- DVD cover for 'Bugged!'
- Directed by: Ronald K. Armstrong
- Written by: Ronald K. Armstrong
- Produced by: Gay Abel-Bey Ronald K. Armstrong
- Starring: Priscilla K. Basque Ronald K. Armstrong Jeff Lee Karina Felix Al Woodley
- Cinematography: S. Torriano Berry
- Edited by: Ronald K. Armstrong
- Music by: Boris Elkis
- Distributed by: Troma Entertainment
- Release date: 1997;
- Running time: 82 minutes
- Language: English

= Bugged! =

Bugged! is a 1997 black horror comedy film written and directed by Ronald K. Armstrong and distributed by Troma Entertainment. It features an all-black cast.

==Plot==
The film tells the story of a group of bumbling exterminators who are called over to the house of an attractive young novelist to rid her house of insects.

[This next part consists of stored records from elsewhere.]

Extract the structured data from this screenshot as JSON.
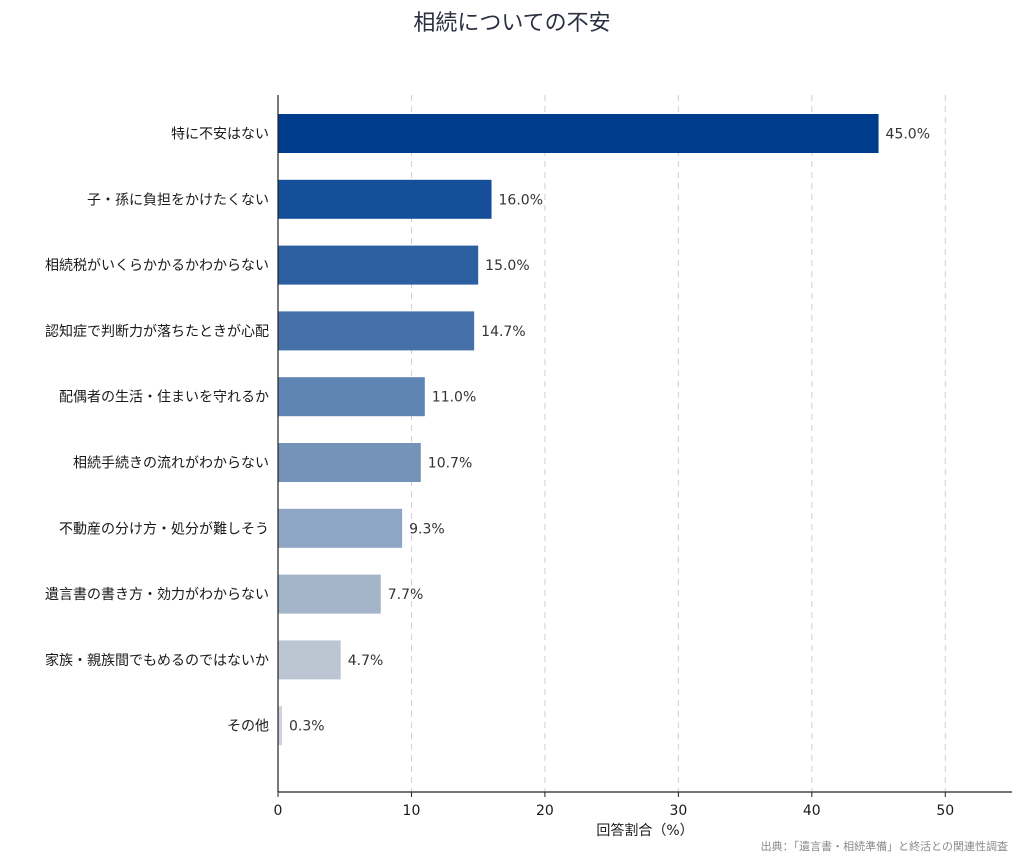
{
  "chart_data": {
    "type": "bar",
    "orientation": "horizontal",
    "title": "相続についての不安",
    "xlabel": "回答割合（%）",
    "ylabel": "",
    "xlim": [
      0,
      55
    ],
    "xticks": [
      0,
      10,
      20,
      30,
      40,
      50
    ],
    "grid": "x-dashed",
    "categories": [
      "特に不安はない",
      "子・孫に負担をかけたくない",
      "相続税がいくらかかるかわからない",
      "認知症で判断力が落ちたときが心配",
      "配偶者の生活・住まいを守れるか",
      "相続手続きの流れがわからない",
      "不動産の分け方・処分が難しそう",
      "遺言書の書き方・効力がわからない",
      "家族・親族間でもめるのではないか",
      "その他"
    ],
    "values": [
      45.0,
      16.0,
      15.0,
      14.7,
      11.0,
      10.7,
      9.3,
      7.7,
      4.7,
      0.3
    ],
    "value_labels": [
      "45.0%",
      "16.0%",
      "15.0%",
      "14.7%",
      "11.0%",
      "10.7%",
      "9.3%",
      "7.7%",
      "4.7%",
      "0.3%"
    ],
    "colors": [
      "#003c8c",
      "#164f99",
      "#2b5f9f",
      "#4570a8",
      "#5f85b4",
      "#7593b9",
      "#8ea6c3",
      "#a4b5ca",
      "#bcc6d2",
      "#cfd3d9"
    ],
    "source": "出典：「遺言書・相続準備」と終活との関連性調査"
  }
}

Unfortunately, due to a horrible chemical mix-up, the poison spray causes the bugs to grow to enormous sizes, and pretty soon everyone is trapped inside the house and have to find a way to stop the dastardly pests before they start multiplying and take over the world.

=== Tagline ===
"They're urban, they're vermin, and THEY exterminate YOU!"